The trailer shows Cillian Murphy returning as Tommy Shelby, doing what he does best: looking impossibly cool while being emotionally damaged. The cinematography is gorgeous, the period details impeccable, and I'm sure the Radiohead needle-drop will be perfectly placed.
But here's my issue: Peaky Blinders already had a proper ending. The series concluded its story. This feels less like creative necessity and more like IP exploitation.
After Breaking Bad proved TV-to-film could work with El Camino, every streamer wants their own movie coda. Netflix is particularly aggressive about extending popular series beyond their TV conclusions to justify subscriber retention. But El Camino worked because Jesse Pinkman's story felt genuinely unfinished. What's unfinished about Tommy Shelby?

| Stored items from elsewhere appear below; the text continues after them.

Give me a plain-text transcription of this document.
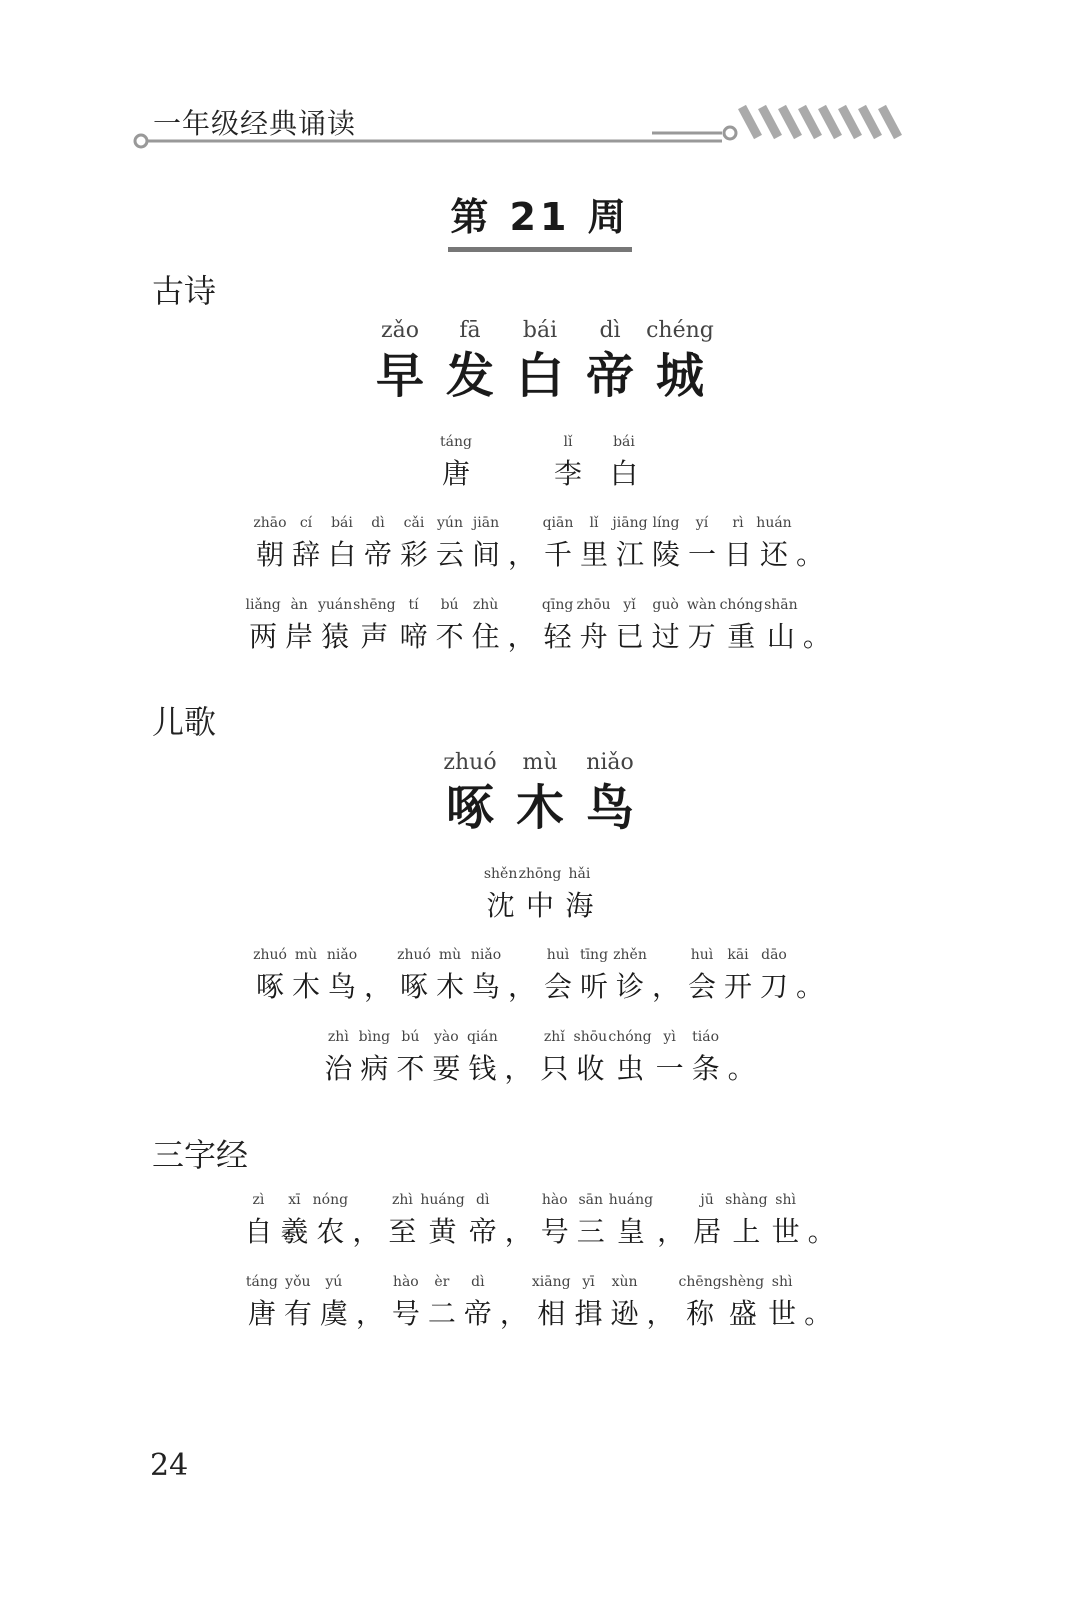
一年级经典诵读
第 21 周
古诗
儿歌
三字经
zǎo
早
fā
发
bái
白
dì
帝
chéng
城
táng
唐
lǐ
李
bái
白
zhāo
朝
cí
辞
bái
白
dì
帝
cǎi
彩
yún
云
jiān
间 ，
qiān
千
lǐ
里
jiāng
江
líng
陵
yí
一
rì
日
huán
还 。
liǎng
两
àn
岸
yuán
猿
shēng
声
tí
啼
bú
不
zhù
住 ，
qīng
轻
zhōu
舟
yǐ
已
guò
过
wàn
万
chóng
重
shān
山 。
zhuó
啄
mù
木
niǎo
鸟
shěn
沈
zhōng
中
hǎi
海
zhuó
啄
mù
木
niǎo
鸟 ，
zhuó
啄
mù
木
niǎo
鸟 ，
huì
会
tīng
听
zhěn
诊 ，
huì
会
kāi
开
dāo
刀 。
zhì
治
bìng
病
bú
不
yào
要
qián
钱 ，
zhǐ
只
shōu
收
chóng
虫
yì
一
tiáo
条 。
zì
自
xī
羲
nóng
农 ，
zhì
至
huáng
黄
dì
帝 ，
hào
号
sān
三
huáng
皇 ，
jū
居
shàng
上
shì
世 。
táng
唐
yǒu
有
yú
虞 ，
hào
号
èr
二
dì
帝 ，
xiāng
相
yī
揖
xùn
逊 ，
chēng
称
shèng
盛
shì
世 。
24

The counterargument is that Peaky Blinders has always been more about style than substance - it's a vibe, a aesthetic, a mood. And on those terms, a film continuation makes sense. Give fans more of what they love: sharp suits, brutal violence, and Cillian Murphy's cheekbones cutting through cigarette smoke.
But "more of what you love" is how we end up with franchise fatigue. It's how prestige television becomes prestige product. Netflix isn't asking "does this story need to be told?" They're asking "will this keep subscribers from canceling?"
I'll watch it, obviously. is incapable of giving a bad performance, and the aesthetic is genuinely compelling. But I'm watching with the same energy I bring to all unnecessary sequels: hopeful cynicism.